We had about an hour’s rest before the fire made us too nervous to stay where we were. Then we got up and walked. By then, at some point behind us, the fire had already jumped the road. Now, neither the north nor the south side looked safe. Until it was dark, all we could see in the hills behind us was smoke. It was a terrifying, looming, moving wall.
Later, after dark, we could see the fire eating its way toward us. There were dogs running along the road with us, but they paid no attention to us. Cats and deer ran past us, and a skunk scuttled by. It was live and let live. Neither humans nor animals were foolish enough to waste time attacking one another.
Behind us and to the north, the fire began to roar.
We put Tori in the carriage and Justin and Dominic between her legs. The babies never even woke up while we were moving them. Tori herself was more than half asleep. I worried that the carriage might break down with the extra weight, but it held. Travis, Harry, and Allie traded off pushing it.

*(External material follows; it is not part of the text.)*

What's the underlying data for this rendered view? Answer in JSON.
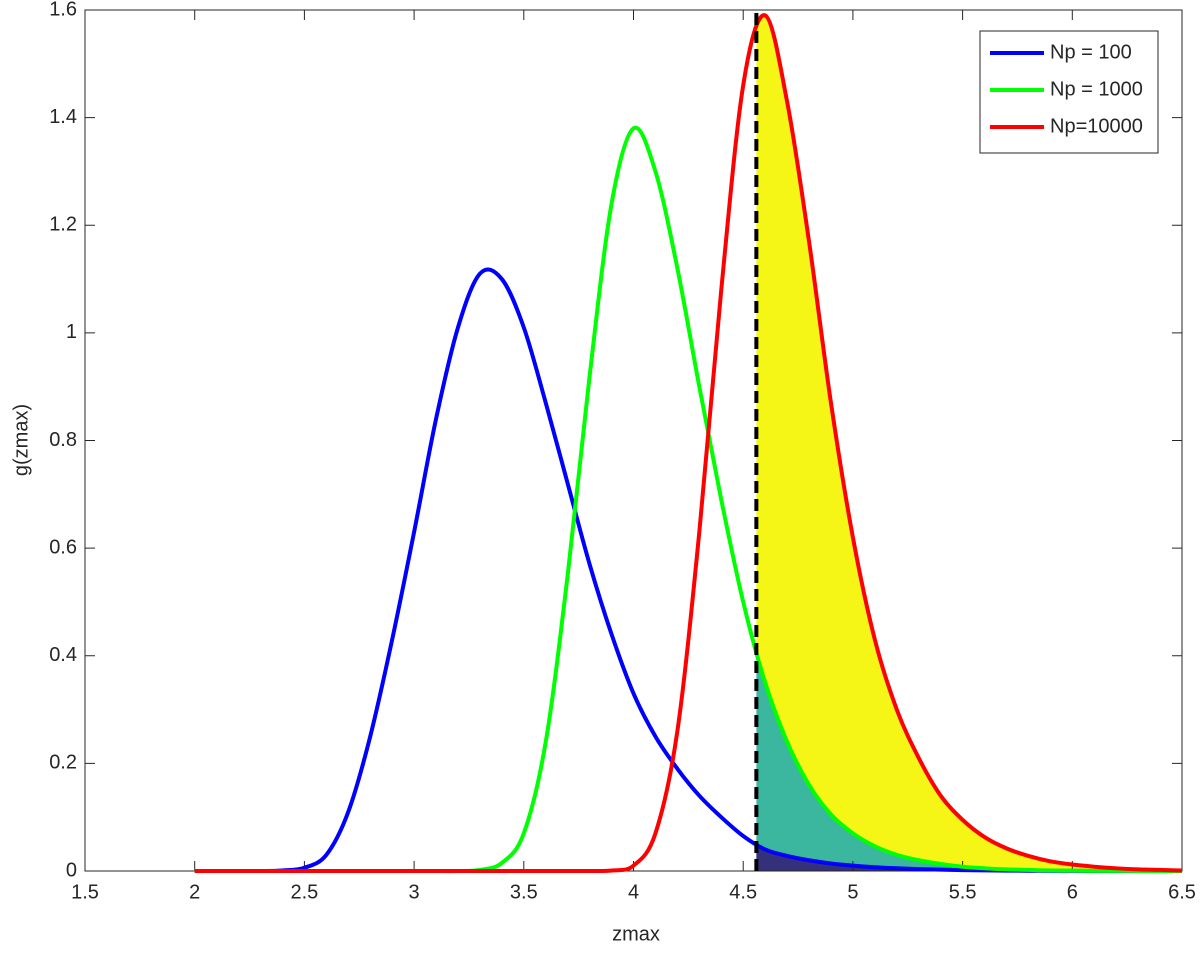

Doe, we put atop the load on Bankole’s cart. She couldn’t have been comfortable there, but she didn’t complain. She was more awake than Tori, and she had been walking on her own most of the time since our encounter with the would-be kidnappers. She was a strong little kid— her father’s daughter.
Grayson Mora helped push Bankole’s cart. In fact, once Doe was loaded aboard, Mora pushed the cart most of the time. The man wasn’t likeable, but in his love for his daughter, he was admirable.
At some point in the endless night, more smoke and ash than ever began to swirl around us, and I caught myself thinking that we might not make it. Without stopping, we wet shirts, scarves, whatever we had, and tied them around our noses and mouths.
The fire roared and thundered its way past us on the north, singeing our hair and clothing, making breathing a terrible effort. The babies woke up and screamed in fear and pain, then choked and almost brought me down. Tori, crying herself with their pain and her own, held on to them and would not let them struggle out of the carriage.
I thought we would die. I believed there was no way for us to survive this sea of fire, hot wind, smoke, and ash. I saw people— strangers— fall, and we left them lying on the highway, waiting to burn. I stopped looking back. In the roar of the fire, I could not hear whether they screamed. I could see the babies before Natividad threw wet rags over them. I knew they were screaming. Then I couldn’t see them, and it was a blessing.
We began to run out of water.
There was nothing to do except keep going or burn.
The terrible, deafening noise of the fire increased, then lessened, and again, increased, then lessened.
It seemed that the fire went north away from the road, then whipped back down toward us.
It teased like a living, malevolent thing, intent on causing pain and terror. It drove us before it like dogs chasing a rabbit. Yet it didn’t eat us. It could have, but it didn’t.
In the end, the worst of it roared off to the northwest.
Firestorm, Bankole called it later. Yes. Like a tornado of fire, roaring around, just missing us, playing with us, then letting us live.
We could not rest. There was still fire. Little fires that could grow into big ones, smoke, blinding and choking smoke… . No rest.
But we could slow down. We could emerge from the worst of the smoke and ash, and escape the lash of hot winds. We could pause by the side of the road for a moment, and gag in peace. There was a lot of gagging. Coughing and gagging and crying muddy tracks onto our faces. It was incredible. We were going to survive. We were still alive and together-scorched and miserable, in great need of water, but alive. We were going to make it.
Later, when we dared, we went off the road, unloaded my pack from Bankole’s cart, and dug out his extra water bottle. He dug it out. He’d told us he had it when he could have kept it for himself.